One Direction, on the other hand, seems to take a pretty neutral position in terms of appearance and style, however they do embrace each other, which is a step closer to femininity from SHINee and a far cry from the spotlight separation that represents “masculinitiy” in A$AP Rocky’s video. One Direction’s intended audience is something that I believe could go either way in terms of masculinity or femininity; does speaking to the opposite sex make them less masculine, since we would regard A$AP Rocky as more masculine? Or does the chivalrous attitude of One Direction make them more “proper/good/attractive” and therefore more masculine?

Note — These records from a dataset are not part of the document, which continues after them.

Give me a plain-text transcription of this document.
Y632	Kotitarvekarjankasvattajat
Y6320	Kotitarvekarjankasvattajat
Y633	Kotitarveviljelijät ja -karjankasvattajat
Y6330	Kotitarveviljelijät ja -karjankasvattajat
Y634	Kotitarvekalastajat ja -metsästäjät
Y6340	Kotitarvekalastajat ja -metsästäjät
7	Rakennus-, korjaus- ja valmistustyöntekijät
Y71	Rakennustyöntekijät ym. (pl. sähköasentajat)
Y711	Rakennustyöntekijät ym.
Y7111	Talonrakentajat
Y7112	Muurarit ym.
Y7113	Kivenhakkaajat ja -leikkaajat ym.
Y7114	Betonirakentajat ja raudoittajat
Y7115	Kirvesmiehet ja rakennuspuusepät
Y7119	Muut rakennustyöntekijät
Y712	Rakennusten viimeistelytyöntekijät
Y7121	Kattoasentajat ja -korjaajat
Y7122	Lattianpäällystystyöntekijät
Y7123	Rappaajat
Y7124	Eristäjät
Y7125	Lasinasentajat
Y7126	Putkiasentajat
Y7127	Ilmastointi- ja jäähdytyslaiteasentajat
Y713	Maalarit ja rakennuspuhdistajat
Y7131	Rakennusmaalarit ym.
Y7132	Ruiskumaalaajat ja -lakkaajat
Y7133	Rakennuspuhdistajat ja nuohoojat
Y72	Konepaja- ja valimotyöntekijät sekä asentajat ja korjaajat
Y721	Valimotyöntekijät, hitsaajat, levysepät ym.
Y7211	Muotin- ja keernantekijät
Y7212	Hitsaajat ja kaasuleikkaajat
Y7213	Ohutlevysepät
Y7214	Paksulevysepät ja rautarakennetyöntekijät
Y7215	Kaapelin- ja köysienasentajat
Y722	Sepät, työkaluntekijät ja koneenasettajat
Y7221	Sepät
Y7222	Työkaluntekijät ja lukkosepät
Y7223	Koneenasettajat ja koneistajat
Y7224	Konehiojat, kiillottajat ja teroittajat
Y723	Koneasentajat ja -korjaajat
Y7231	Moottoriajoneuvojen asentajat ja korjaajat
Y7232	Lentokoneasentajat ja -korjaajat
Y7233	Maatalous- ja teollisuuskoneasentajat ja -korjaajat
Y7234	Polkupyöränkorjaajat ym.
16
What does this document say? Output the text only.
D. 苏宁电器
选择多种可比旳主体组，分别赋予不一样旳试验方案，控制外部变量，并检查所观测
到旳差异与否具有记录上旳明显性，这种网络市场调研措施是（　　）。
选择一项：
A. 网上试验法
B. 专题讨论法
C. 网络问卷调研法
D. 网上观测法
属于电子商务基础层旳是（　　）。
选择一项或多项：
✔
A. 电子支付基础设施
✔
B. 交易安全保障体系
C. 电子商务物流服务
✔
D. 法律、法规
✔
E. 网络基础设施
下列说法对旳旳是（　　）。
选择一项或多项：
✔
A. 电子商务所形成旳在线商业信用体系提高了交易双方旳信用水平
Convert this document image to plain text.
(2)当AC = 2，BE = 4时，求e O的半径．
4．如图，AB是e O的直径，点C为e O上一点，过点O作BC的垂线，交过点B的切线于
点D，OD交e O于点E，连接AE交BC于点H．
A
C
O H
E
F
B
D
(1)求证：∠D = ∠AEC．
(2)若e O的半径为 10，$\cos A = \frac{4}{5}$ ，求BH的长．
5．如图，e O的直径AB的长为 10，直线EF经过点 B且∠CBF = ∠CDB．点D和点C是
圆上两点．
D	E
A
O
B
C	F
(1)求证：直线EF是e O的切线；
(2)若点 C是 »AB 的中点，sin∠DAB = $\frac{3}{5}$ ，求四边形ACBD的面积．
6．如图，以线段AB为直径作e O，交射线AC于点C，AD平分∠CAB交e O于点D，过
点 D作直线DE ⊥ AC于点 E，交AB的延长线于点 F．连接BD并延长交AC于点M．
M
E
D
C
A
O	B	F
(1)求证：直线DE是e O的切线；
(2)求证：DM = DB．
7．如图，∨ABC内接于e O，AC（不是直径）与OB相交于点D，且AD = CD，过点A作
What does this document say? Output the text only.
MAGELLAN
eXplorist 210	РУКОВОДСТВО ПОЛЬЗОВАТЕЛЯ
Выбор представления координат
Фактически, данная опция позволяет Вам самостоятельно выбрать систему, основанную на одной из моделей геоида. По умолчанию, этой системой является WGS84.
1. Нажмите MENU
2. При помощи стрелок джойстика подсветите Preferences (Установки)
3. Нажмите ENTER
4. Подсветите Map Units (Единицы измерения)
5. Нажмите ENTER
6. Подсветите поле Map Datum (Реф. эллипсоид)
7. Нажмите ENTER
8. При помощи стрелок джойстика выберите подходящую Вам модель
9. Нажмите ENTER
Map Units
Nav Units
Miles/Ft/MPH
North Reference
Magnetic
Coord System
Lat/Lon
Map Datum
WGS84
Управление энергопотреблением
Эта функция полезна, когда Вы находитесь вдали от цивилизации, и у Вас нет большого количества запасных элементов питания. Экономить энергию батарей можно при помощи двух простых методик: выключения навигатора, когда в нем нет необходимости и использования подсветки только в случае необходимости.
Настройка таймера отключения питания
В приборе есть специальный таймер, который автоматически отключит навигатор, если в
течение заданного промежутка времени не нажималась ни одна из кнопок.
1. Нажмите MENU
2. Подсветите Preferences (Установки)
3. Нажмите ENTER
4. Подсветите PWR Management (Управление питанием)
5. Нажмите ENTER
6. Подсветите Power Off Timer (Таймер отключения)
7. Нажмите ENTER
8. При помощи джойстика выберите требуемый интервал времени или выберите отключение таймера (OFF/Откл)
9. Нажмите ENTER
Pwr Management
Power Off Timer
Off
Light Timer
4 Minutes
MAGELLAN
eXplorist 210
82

3 thoughts on “Helena Victor, Seattle WA

  1. I found your analysis of the Fuckin’ Problems video interesting, especially the part about how they are attracting a male audience by degrading women, which seems counter to their hypermasculine, aggressively heterosexual image. That they appear to other men as “true men” who are in a position of power over women is far more important than the actual women. By asserting their heterosexuality so relentlessly, the men in this video are actually playing into an extremely homosocial environment.

  2. I also liked your comment about the A$AP video. I think the idea that their target audience is men is very true and seems strange considering the extreme masculinity displayed. Instead of attracting a female audience (which I agree seems like a difficult thing to do when saying things like “turn a dyke bitch out”), they attract males who share in the need for masculine dominance over women.
    I also liked your separation of submissive and aggressive femininity/masculinity. I think this is important when considering that a gender can appeal to its opposite by acting more like them. I think this was evident in MIA’s masculinity (or aggressive femininity) which to a heterosexual male was very attractive yet did not destroy her feminine presence.

  3. I like your point comparing A$AP and One Direction. The technique in Fucking Problems of having each man rap alone plays in to stereotypical ideas of masculinity. By highlighting them with a spotlight, each man is shown as strong and independent, playing in to stereotypical ideas about masculinity. In terms of your question about One Direction, I don’t think their video is necessarily less masculine then A$AP because they are not trying to portray the same type of masculinity. If One Direction videos showed women as featured in the A$AP or Macklemore videos, they would be contracting the innocence that is essential to their image.